Attention PCP colleagues: We can do better with referrals

How many physicians know how many visits they are approving when referring to a specialist?

This was a germane question posed to me today. I first asked this question of myself as a junior faculty member, while busting the residents’ chops over the egregious numbers of referral visits they were approving. You see, as any good resident knows, being proactive in the referral department demonstrates skill in the art of “avoiding being bothered with repeated requests for *#%!. This is a skill that one either develops or does not, the latter being associated with career-long anguish. However, in my residency program (circa 1997), I was immersed in the wonderful world of managed care, teaching residents the difference between an HMO and a PPO, a heart attack and an acute case of thoracic shingles, a referral with too many visits and one with not enough.

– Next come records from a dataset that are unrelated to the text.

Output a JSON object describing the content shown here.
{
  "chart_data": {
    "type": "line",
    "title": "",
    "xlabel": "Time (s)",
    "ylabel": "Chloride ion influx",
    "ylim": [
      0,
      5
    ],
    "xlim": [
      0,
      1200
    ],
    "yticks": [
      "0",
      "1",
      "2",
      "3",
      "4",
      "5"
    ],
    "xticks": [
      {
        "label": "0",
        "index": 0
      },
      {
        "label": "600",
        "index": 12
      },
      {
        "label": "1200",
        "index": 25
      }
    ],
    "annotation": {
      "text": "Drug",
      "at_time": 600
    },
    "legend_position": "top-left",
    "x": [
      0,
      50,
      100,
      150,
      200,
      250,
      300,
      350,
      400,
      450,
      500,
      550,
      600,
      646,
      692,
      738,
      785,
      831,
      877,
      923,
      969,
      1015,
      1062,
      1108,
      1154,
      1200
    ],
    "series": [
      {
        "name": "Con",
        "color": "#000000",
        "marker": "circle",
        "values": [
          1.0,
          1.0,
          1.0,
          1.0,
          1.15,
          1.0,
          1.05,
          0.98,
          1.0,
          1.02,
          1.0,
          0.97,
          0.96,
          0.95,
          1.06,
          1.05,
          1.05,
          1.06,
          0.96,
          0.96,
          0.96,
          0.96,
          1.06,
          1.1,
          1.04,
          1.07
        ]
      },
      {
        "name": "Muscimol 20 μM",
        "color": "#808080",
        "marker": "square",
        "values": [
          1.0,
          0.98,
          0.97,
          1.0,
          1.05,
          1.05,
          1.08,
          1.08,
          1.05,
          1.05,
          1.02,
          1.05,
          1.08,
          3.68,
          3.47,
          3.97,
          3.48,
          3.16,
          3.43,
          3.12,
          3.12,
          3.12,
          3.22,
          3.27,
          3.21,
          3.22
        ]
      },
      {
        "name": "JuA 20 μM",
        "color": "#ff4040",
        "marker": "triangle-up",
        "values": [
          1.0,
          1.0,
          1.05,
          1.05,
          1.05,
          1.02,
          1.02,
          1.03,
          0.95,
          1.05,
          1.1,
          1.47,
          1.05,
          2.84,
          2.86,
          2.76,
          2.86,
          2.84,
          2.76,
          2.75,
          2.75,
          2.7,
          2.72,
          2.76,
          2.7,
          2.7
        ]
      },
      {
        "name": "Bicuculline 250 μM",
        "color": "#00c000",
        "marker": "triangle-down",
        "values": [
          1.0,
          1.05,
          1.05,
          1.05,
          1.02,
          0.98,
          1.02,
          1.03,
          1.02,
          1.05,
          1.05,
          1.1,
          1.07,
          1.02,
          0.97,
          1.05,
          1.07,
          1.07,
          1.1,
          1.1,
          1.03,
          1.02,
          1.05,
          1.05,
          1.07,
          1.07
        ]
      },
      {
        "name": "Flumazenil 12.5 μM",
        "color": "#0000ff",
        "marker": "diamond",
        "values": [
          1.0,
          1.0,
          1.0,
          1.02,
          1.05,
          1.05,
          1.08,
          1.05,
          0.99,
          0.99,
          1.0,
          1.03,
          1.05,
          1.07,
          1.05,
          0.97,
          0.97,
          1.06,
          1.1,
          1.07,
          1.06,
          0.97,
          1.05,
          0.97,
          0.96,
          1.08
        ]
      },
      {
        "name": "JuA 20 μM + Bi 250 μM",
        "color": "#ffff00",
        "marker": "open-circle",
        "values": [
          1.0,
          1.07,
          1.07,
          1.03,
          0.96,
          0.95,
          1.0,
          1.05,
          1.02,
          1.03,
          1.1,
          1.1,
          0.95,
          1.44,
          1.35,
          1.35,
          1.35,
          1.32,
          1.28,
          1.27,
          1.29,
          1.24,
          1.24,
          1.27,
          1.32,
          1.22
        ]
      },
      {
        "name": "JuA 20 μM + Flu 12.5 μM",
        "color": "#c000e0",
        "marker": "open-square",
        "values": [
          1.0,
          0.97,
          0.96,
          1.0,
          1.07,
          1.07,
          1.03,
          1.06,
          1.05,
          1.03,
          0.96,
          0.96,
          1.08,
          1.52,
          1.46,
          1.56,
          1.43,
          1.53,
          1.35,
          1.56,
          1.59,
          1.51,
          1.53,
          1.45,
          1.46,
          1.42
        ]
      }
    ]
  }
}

Too many = bad. Not enough = good work!

Many of these lessons evaporated with the volcanic changes that supplanted most HMOs with PPOs. Meaning that we went from gatekeepers to zookeepers (or maybe free-range doctors). The incentives to address the referral process gradually dissipated, and with it, the very term “referral” came to mean many things to many people. In fact, you can get a great metaphysical conversation going at a party (of geeky, middle-aged internists) with the question, “What is a referral?” The point is, it is probably going to start mattering again because risk contracts are back in vogue. Skin is in the game.